The Today show co-anchor — who is set to return to NBC’s broadcast on Monday — described how she has felt “moments of deep disappointment with God” in a video message shared by her church Good Shepherd New York.
“We celebrate today the promise of a new life that never ends in death,” Guthrie said in a video published Sunday. “But standing here today, I have to tell you, there are moments in which that promise seems irretrievably far away. When life itself seems far harder than death.”
She described them as moments marked by a “deep disappointment with God, the feeling of utter abandonment,” she continued.
Guthrie said she was taught Jesus had “experienced every single emotion that we humans can feel,” but recently questioned whether he “really ever experienced this particular wound that I feel.”
“This grievous and uniquely cruel injury of not knowing, of uncertainty and confusion and answers withheld. In those darkest moments I have thought bitterly, and perhaps irreverently, that I have stumbled upon a feeling that Jesus did not know,” she said.
Guthrie then explained how she turned to the story of Jesus’ death and resurrection.
“I remembered three days in the grave. No one talks much about that. We focus mostly on Easter, of course we do. We cut to the happy ending and the joy of Sunday morning. And yes, we do observe the Friday before, the agony of crucifixion, we mourn by candlelight that darkest night,” she said.

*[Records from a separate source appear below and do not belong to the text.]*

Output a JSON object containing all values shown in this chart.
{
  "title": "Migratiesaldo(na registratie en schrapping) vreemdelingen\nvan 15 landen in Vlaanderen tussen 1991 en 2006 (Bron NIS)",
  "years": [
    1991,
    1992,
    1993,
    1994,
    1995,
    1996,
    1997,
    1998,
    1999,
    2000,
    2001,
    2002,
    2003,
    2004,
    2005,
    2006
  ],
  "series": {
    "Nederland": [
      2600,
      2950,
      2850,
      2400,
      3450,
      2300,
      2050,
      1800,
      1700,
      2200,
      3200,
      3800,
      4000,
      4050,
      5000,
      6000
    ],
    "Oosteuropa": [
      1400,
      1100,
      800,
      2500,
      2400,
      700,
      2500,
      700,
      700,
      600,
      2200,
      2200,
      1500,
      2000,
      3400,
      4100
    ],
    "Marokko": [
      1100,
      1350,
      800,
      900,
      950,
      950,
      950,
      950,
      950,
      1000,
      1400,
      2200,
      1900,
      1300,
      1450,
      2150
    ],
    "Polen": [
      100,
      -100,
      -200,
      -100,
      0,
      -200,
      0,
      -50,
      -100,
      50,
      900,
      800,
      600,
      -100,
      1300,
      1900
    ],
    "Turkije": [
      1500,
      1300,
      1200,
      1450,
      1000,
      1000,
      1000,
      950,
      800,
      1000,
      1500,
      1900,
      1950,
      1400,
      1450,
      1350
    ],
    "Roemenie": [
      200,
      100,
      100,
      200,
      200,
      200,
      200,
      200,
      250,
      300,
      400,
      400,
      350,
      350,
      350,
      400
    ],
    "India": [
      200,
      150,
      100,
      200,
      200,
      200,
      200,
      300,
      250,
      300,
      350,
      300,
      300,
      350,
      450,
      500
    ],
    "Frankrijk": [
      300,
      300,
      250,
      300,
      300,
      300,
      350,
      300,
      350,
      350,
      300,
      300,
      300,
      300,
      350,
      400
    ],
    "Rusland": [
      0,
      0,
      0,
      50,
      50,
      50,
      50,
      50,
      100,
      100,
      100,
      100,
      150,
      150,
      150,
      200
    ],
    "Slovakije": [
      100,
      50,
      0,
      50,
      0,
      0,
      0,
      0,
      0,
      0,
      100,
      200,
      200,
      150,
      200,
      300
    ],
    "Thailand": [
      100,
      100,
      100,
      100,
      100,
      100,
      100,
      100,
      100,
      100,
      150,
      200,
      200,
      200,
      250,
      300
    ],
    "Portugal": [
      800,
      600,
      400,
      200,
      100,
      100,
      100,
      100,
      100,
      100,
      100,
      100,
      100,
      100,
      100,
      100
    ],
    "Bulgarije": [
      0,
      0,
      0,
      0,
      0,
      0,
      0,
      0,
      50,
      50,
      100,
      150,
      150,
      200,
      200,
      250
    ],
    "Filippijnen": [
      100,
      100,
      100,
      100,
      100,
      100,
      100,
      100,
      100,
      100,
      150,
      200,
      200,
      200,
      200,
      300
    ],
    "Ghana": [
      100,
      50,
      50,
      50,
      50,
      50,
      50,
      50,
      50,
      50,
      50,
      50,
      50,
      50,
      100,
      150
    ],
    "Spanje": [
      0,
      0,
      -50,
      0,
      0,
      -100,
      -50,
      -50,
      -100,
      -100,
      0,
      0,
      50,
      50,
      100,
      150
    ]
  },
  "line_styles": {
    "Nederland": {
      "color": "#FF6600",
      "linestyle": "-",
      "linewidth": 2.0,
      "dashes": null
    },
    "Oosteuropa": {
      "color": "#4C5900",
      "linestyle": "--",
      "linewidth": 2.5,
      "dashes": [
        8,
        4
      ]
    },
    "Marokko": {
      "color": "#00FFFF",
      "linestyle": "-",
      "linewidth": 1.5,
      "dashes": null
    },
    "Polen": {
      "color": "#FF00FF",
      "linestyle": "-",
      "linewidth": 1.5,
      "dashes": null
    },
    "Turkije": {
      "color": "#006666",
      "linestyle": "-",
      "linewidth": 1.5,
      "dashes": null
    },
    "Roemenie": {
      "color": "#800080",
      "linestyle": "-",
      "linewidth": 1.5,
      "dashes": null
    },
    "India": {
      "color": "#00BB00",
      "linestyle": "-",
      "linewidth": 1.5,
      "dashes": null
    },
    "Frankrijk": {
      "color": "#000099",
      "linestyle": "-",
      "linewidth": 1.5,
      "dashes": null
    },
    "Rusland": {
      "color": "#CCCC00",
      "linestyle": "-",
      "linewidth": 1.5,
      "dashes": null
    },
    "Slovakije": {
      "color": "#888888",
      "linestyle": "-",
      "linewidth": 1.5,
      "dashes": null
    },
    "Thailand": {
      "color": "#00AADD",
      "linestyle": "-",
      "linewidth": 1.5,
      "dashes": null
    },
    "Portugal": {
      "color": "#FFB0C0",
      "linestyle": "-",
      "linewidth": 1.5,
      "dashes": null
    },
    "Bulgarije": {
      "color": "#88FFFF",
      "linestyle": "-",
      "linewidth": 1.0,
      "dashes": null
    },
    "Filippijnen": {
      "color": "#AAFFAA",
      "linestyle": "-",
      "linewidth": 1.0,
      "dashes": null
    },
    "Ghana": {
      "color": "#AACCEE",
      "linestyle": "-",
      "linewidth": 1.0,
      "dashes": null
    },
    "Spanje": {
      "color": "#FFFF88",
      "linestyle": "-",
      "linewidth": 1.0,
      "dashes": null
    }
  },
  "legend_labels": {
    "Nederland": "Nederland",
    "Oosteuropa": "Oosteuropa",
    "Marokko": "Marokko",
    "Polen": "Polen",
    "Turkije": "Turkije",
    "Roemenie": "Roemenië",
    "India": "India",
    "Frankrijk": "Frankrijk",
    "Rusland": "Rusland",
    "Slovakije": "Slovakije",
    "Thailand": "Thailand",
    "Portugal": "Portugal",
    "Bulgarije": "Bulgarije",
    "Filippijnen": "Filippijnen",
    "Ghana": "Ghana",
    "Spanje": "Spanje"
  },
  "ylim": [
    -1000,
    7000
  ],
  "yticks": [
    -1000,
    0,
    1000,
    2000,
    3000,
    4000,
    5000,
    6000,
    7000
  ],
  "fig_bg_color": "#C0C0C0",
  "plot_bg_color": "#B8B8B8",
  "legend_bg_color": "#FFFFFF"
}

“But after Jesus died, after he breathed his last, what did he actually know? On the cross, he cried out, ‘My God, my God, why have you forsaken me?’ That is the anguished cry of someone who does not know the answers,” she added.

Guthrie concluded the message by reflecting on what it means to celebrate Easter.
“Perhaps this is too dark a message to share on Easter morning, but I have long believed that we miss out on fully celebrating resurrection if we do not acknowledge the feelings of loss, pain and, yes, death,” she said. “It is the darkness that makes this morning's light so magnificent, so blindingly beautiful. It is all the brighter because it is so desperately needed.”
Nancy Guthrie was last seen at her home near Tucson, Arizona, on January 31 and was reported missing the next day. Security footage released by police in February shows a masked and armed individual at her front door the morning she vanished.
The Guthrie family is offering a $1 million reward for information that leads to their mother’s recovery.
Guthrie opened up about the search for her mother in an interview with Hoda Kotb last month.
“I don’t know that it’s because she’s my mom and somebody thought, ‘Oh, that lady has money and we can make a quick buck.’ I mean, that would make sense,” she said. “But we don’t know ... which is too much to bear, to think that I brought this to her bedside.”
She is expected to return to the Today show on Monday after stepping away in the wake of her mother’s disappearance.